The overall results are these:
Across the parameters, sample size has a major effect on the model validity (recall, this is on the test set), not so surprising. The methods were:
- OLS: standard regression
- ridge regression: same as above but with a penalty parameter to reduce overfitting
- correlation weights: use the correlations between each predictor and the outcome as its regression weights
- cor unit weights: use correlation sign to determine whether the beta weight is 1 or -1, unit weights
- reg unit weights: use OLS betas to determine the sign for unit weights
The results show that the best method in general in ridge regression. The simpler methods did not beat OLS at any sample size, which is in contrast with Dana and Dawes’ results. But maybe we need to look only at the hard cases, with low validity of the model (y_noise = 4), lots of predictors (preds = 25), and strong correlations between predictors (x_noise = 0.5). With these:
Ridge regression still wins at all sample sizes, but notice how bad OLS is here. It’s not so surprising if you think about it. OLS is given 25 correlated predictors. It achieves barely above chance, whereas the maximum is more than 0.20. Using the betas from OLS to set unit weights performed even worse. However, the correlation weights approaches were pretty solid. OLS does not beat them even at n=500.
Digging further into this, we can isolate the effect of noise in the outcome by looking at simulations with n=50, preds=25, x_noise=0.5:
In this very tough situation, OLS only wins when the outcome is extremely predictable (y_noise = 0.5), unrealistically so for real data.
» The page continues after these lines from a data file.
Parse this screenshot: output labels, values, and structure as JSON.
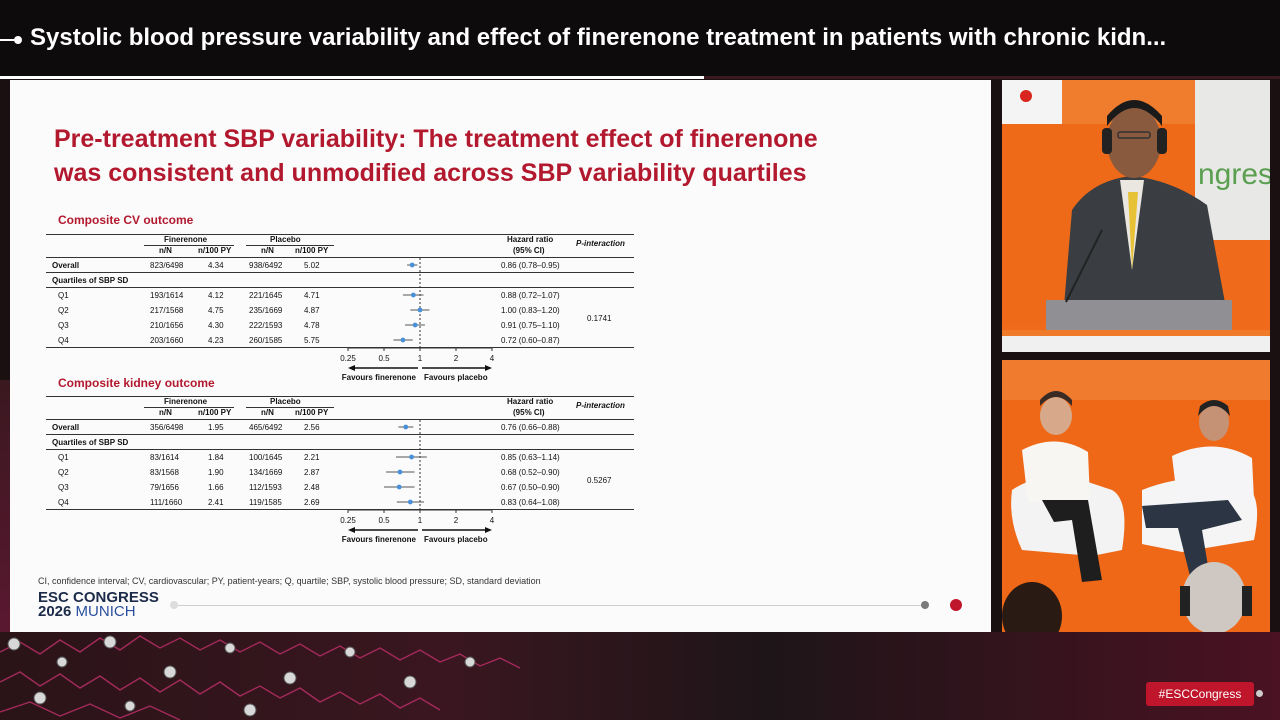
{
  "broadcast": {
    "title": "Systolic blood pressure variability and effect of finerenone treatment in patients with chronic kidn...",
    "hashtag": "#ESCCongress"
  },
  "slide": {
    "title_line1": "Pre-treatment SBP variability: The treatment effect of finerenone",
    "title_line2": "was consistent and unmodified across SBP variability quartiles",
    "footnote": "CI, confidence interval; CV, cardiovascular; PY, patient-years; Q, quartile; SBP, systolic blood pressure; SD, standard deviation",
    "logo_line1": "ESC CONGRESS",
    "logo_year": "2026",
    "logo_city": "MUNICH",
    "accent_color": "#b3192e",
    "marker_color": "#4a90d9"
  },
  "tables": [
    {
      "section_title": "Composite CV outcome",
      "header": {
        "group1": "Finerenone",
        "group2": "Placebo",
        "n_col": "n/N",
        "rate_col": "n/100 PY",
        "hr_line1": "Hazard ratio",
        "hr_line2": "(95% CI)",
        "pint": "P-interaction"
      },
      "overall": {
        "label": "Overall",
        "fin_n": "823/6498",
        "fin_rate": "4.34",
        "pla_n": "938/6492",
        "pla_rate": "5.02",
        "hr_text": "0.86 (0.78–0.95)",
        "hr": 0.86,
        "lo": 0.78,
        "hi": 0.95
      },
      "subgroup_label": "Quartiles of SBP SD",
      "p_interaction": "0.1741",
      "rows": [
        {
          "label": "Q1",
          "fin_n": "193/1614",
          "fin_rate": "4.12",
          "pla_n": "221/1645",
          "pla_rate": "4.71",
          "hr_text": "0.88 (0.72–1.07)",
          "hr": 0.88,
          "lo": 0.72,
          "hi": 1.07
        },
        {
          "label": "Q2",
          "fin_n": "217/1568",
          "fin_rate": "4.75",
          "pla_n": "235/1669",
          "pla_rate": "4.87",
          "hr_text": "1.00 (0.83–1.20)",
          "hr": 1.0,
          "lo": 0.83,
          "hi": 1.2
        },
        {
          "label": "Q3",
          "fin_n": "210/1656",
          "fin_rate": "4.30",
          "pla_n": "222/1593",
          "pla_rate": "4.78",
          "hr_text": "0.91 (0.75–1.10)",
          "hr": 0.91,
          "lo": 0.75,
          "hi": 1.1
        },
        {
          "label": "Q4",
          "fin_n": "203/1660",
          "fin_rate": "4.23",
          "pla_n": "260/1585",
          "pla_rate": "5.75",
          "hr_text": "0.72 (0.60–0.87)",
          "hr": 0.72,
          "lo": 0.6,
          "hi": 0.87
        }
      ],
      "axis_ticks": [
        "0.25",
        "0.5",
        "1",
        "2",
        "4"
      ],
      "favours_left": "Favours finerenone",
      "favours_right": "Favours placebo"
    },
    {
      "section_title": "Composite kidney outcome",
      "header": {
        "group1": "Finerenone",
        "group2": "Placebo",
        "n_col": "n/N",
        "rate_col": "n/100 PY",
        "hr_line1": "Hazard ratio",
        "hr_line2": "(95% CI)",
        "pint": "P-interaction"
      },
      "overall": {
        "label": "Overall",
        "fin_n": "356/6498",
        "fin_rate": "1.95",
        "pla_n": "465/6492",
        "pla_rate": "2.56",
        "hr_text": "0.76 (0.66–0.88)",
        "hr": 0.76,
        "lo": 0.66,
        "hi": 0.88
      },
      "subgroup_label": "Quartiles of SBP SD",
      "p_interaction": "0.5267",
      "rows": [
        {
          "label": "Q1",
          "fin_n": "83/1614",
          "fin_rate": "1.84",
          "pla_n": "100/1645",
          "pla_rate": "2.21",
          "hr_text": "0.85 (0.63–1.14)",
          "hr": 0.85,
          "lo": 0.63,
          "hi": 1.14
        },
        {
          "label": "Q2",
          "fin_n": "83/1568",
          "fin_rate": "1.90",
          "pla_n": "134/1669",
          "pla_rate": "2.87",
          "hr_text": "0.68 (0.52–0.90)",
          "hr": 0.68,
          "lo": 0.52,
          "hi": 0.9
        },
        {
          "label": "Q3",
          "fin_n": "79/1656",
          "fin_rate": "1.66",
          "pla_n": "112/1593",
          "pla_rate": "2.48",
          "hr_text": "0.67 (0.50–0.90)",
          "hr": 0.67,
          "lo": 0.5,
          "hi": 0.9
        },
        {
          "label": "Q4",
          "fin_n": "111/1660",
          "fin_rate": "2.41",
          "pla_n": "119/1585",
          "pla_rate": "2.69",
          "hr_text": "0.83 (0.64–1.08)",
          "hr": 0.83,
          "lo": 0.64,
          "hi": 1.08
        }
      ],
      "axis_ticks": [
        "0.25",
        "0.5",
        "1",
        "2",
        "4"
      ],
      "favours_left": "Favours finerenone",
      "favours_right": "Favours placebo"
    }
  ],
  "chart_data": [
    {
      "type": "forest",
      "title": "Composite CV outcome",
      "scale": "log",
      "xlim": [
        0.25,
        4
      ],
      "reference_line": 1,
      "categories": [
        "Overall",
        "Q1",
        "Q2",
        "Q3",
        "Q4"
      ],
      "values": [
        0.86,
        0.88,
        1.0,
        0.91,
        0.72
      ],
      "ci_low": [
        0.78,
        0.72,
        0.83,
        0.75,
        0.6
      ],
      "ci_high": [
        0.95,
        1.07,
        1.2,
        1.1,
        0.87
      ]
    },
    {
      "type": "forest",
      "title": "Composite kidney outcome",
      "scale": "log",
      "xlim": [
        0.25,
        4
      ],
      "reference_line": 1,
      "categories": [
        "Overall",
        "Q1",
        "Q2",
        "Q3",
        "Q4"
      ],
      "values": [
        0.76,
        0.85,
        0.68,
        0.67,
        0.83
      ],
      "ci_low": [
        0.66,
        0.63,
        0.52,
        0.5,
        0.64
      ],
      "ci_high": [
        0.88,
        1.14,
        0.9,
        0.9,
        1.08
      ]
    }
  ],
  "camera_top": {
    "backdrop_text": "ngres"
  }
}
How does predictor intercorrelations affect things? We can isolate this by filtering results to n=50, preds=25, y_noise=2. Results are too boring to look at but they show OLS does very poorly, being the second worst method. Correlation weights is still 2nd best.
What about number of predictors? Filtering to n = 50, y_noise = 2:
OLS does very poorly as the number of predictors increases towards 25 (case to predictor ratio of only 2), but it does fine when there’s more realistic smaller numbers.
Overall, I found that:
- Per Dana & Dawes, I replicate the advantages of correlation weights, and in some extreme situations, unit weights from correlations.
- Ridge regression beats the other methods in every situation, but correlation weights is usually close.
- OLS does quite poorly when there are too many predictors for the sample size, or the outcome is hard to predict.
Applications?
There are some applications of these kinds of findings. For instance, when you can assume all predictors have positive betas (or factor loadings), then unit weights will work almost as well as weighted scores. This is why so-called unit weighted factor analysis (average of z-scored variables) works well. This is fortunate because most scoring of scales in social science uses unit weights (each item on e.g. extroversion scale counts the same).
Even in genomics, there are some applications. GWASs only estimate the (standalone) beta of each variant (snp) with limited accuracy, so one might be inclined to just consider all the positive betas as 1, and negative betas as -1 for the purpose of scoring. Does this work? Yes:
The major caveat here is that this is from 2014 using EA1, that’s why the polygenic score validity is terrible. David Reich’s team that did the study on “West Eurasian” ancient genomes recently also used unit weights as a robustness check, with similar findings. The genomics equivalent of the correlation weights approach is the weighted polygenic score without clumping. Normally, variants close on the genome are correlated, so counting all of them would lead to some double counting of the same signal of the unobserved assumed causal variant(s). For this reason, usually one variant is picked as the best guess causal variant based on biological annotations (e.g. non-synonymous) or with the strongest evidence of signal (lowest p value). The simulation results here suggest maybe clumping isn’t so important, at least for comparing subjects within the same ethnic group.